Policy Memo: Why Trump’s Executive Order is Likely to be Permanent for Iranians

President Trump’s Executive Order banning entry for nationals of seven countries is likely to be made permanent for Iran and potentially other countries. This is why it is simply unacceptable to tolerate the ban or accede to fixes on the margins. If we do not overturn the ban in its entirety, it could be made a fact of life for Iranians, permanently dividing our community.
The Executive Order provides the President with the option to extend the ban indefinitely:
  • The initial ban on the seven countries (Iran, Syria, Iraq, Libya, Yemen, Sudan, and Somalia) is for 90 days.
  • According to Section 3 of the Executive Order, for thirty days the Secretary of Homeland Security will conduct a review to “determine the information needed from any country” to ensure that travelers are not a security threat. Then, the Secretary of Homeland Security will submit to the President “a list of countries that do not provide adequate information.”
  • The Secretary of State will then “request all foreign governments that do not supply such information to start providing such information regarding their nationals within 60 days of notification.”
  • After the 60 day notification period, and 90 days from the issuance of the Executive Order, the Secretary of Homeland Security will submit to the President “a list of countries recommended for inclusion on a Presidential proclamation that would prohibit the entry of foreign nationals from countries that do not provide the information requested…until compliance occurs.” Thus, any country that fails to comply with the U.S. by providing information as requested within a 60 day window would be subject to an indefinite or permanent ban on its nationals entering the United States.

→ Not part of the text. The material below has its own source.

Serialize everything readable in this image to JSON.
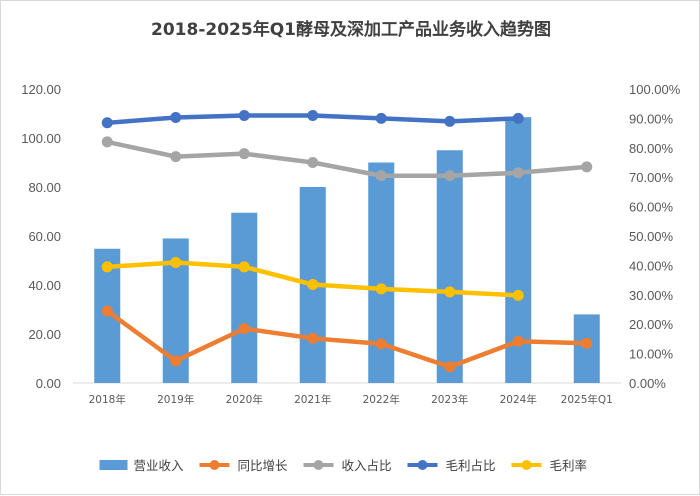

Why the ban on Iranian nationals is highly likely to become an indefinite or permanent ban:
  • Iran’s Foreign Minister – Javad Zarif – has already indicated that Iran will not comply with U.S. demands to submit information:
      • Referring to the requests for information articulated in the Executive Order, Zarif stated “The decision of the Government of the United States incorporates certain requests that are illegal, illogical and contrary to international law. Considering the absence of relations between the Islamic Republic of Iran and the United Statesthose requests are not applicable to and cannot be accommodated by the Government of the Islamic Republic of Iran.” As a result, the Trump administration will determine that Iran is not responsive to the U.S. request and as such make the ban indefinite.

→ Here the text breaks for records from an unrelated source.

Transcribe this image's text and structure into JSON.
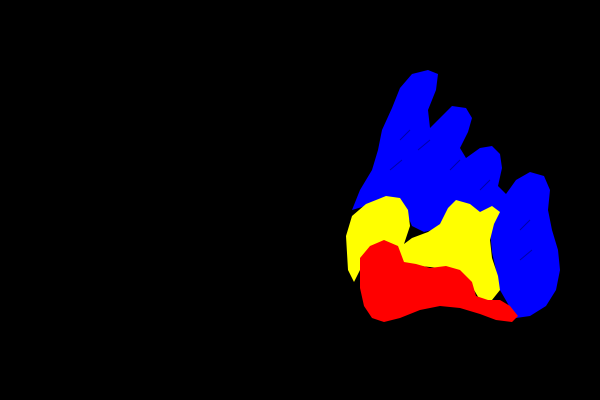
{
  "image": {
    "description_colors": {
      "background": "#000000",
      "blue": "#0000FF",
      "yellow": "#FFFF00",
      "red": "#FF0000"
    },
    "regions": [
      {
        "id": "blue-region",
        "color_key": "blue"
      },
      {
        "id": "yellow-region",
        "color_key": "yellow"
      },
      {
        "id": "red-region",
        "color_key": "red"
      }
    ]
  }
}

  • Further, Zarif pins the blame for the likely extension of the ban beyond 90 days on the United States, stating “Any abuse by the United States of this situation to prolong the discriminatory measures and cause any further inconvenience for Iranian nationals is not only illegal but against common sense.”

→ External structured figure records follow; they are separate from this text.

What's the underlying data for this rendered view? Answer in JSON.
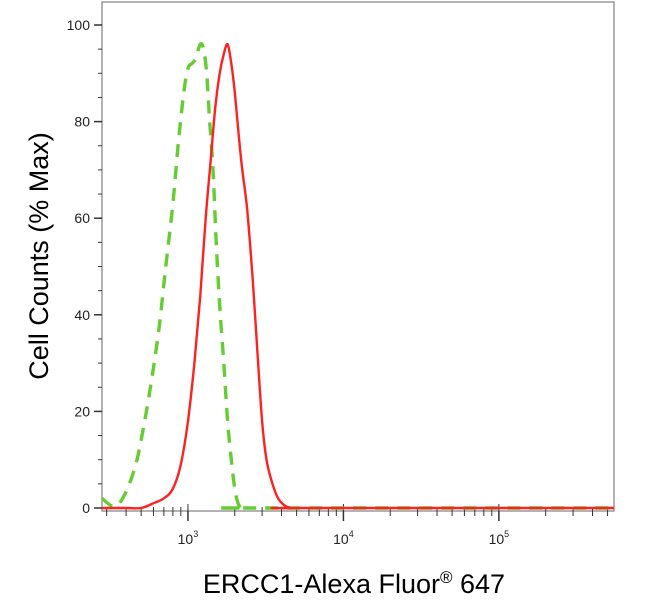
{
  "chart_data": {
    "type": "line",
    "title": "",
    "xlabel": "ERCC1-Alexa Fluor",
    "xlabel_superscript": "®",
    "xlabel_suffix": " 647",
    "ylabel": "Cell Counts (% Max)",
    "xscale": "log",
    "xlim": [
      280,
      550000
    ],
    "ylim": [
      0,
      100
    ],
    "grid": false,
    "legend": "none",
    "y_ticks": [
      0,
      20,
      40,
      60,
      80,
      100
    ],
    "y_tick_labels": [
      "0",
      "20",
      "40",
      "60",
      "80",
      "100"
    ],
    "x_major_ticks": [
      {
        "base": "10",
        "exp": "3",
        "value": 1000
      },
      {
        "base": "10",
        "exp": "4",
        "value": 10000
      },
      {
        "base": "10",
        "exp": "5",
        "value": 100000
      }
    ],
    "series": [
      {
        "color": "#66cc33",
        "style": "dashed",
        "x": [
          280,
          320,
          350,
          380,
          420,
          470,
          520,
          580,
          650,
          720,
          800,
          870,
          940,
          1000,
          1060,
          1120,
          1200,
          1260,
          1320,
          1380,
          1450,
          1520,
          1600,
          1700,
          1800,
          1900,
          2000,
          2100,
          2200,
          2300,
          2400,
          550000
        ],
        "y": [
          2,
          0.5,
          0.5,
          2,
          5,
          10,
          17,
          26,
          37,
          50,
          63,
          76,
          86,
          91,
          92,
          93,
          96,
          95,
          90,
          80,
          70,
          55,
          42,
          30,
          18,
          10,
          4,
          1,
          0,
          0,
          0,
          0
        ]
      },
      {
        "color": "#ff2020",
        "style": "solid",
        "x": [
          280,
          400,
          500,
          600,
          700,
          800,
          900,
          1000,
          1100,
          1200,
          1300,
          1400,
          1500,
          1600,
          1700,
          1800,
          1900,
          2000,
          2200,
          2400,
          2600,
          2800,
          3000,
          3200,
          3500,
          3800,
          4200,
          4600,
          5000,
          550000
        ],
        "y": [
          0,
          0,
          0,
          1,
          2,
          4,
          9,
          18,
          30,
          44,
          60,
          72,
          83,
          90,
          94,
          96,
          92,
          86,
          72,
          62,
          48,
          32,
          18,
          10,
          5,
          2,
          0.5,
          0,
          0,
          0
        ]
      }
    ]
  }
}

  • This is a major issue, particularly in the case of Iran, which has no formal diplomatic relations with the United States. Nationals of Iran seeking U.S. visas already must travel outside of the country in order to obtain them given the absence of U.S. consular services inside Iran.
Why this primarily affects the Iranian American community:
  • According to the State Department, 48.1 % of all visas issued to citizens of these 7 countries in 2015 went to Iranian nationals.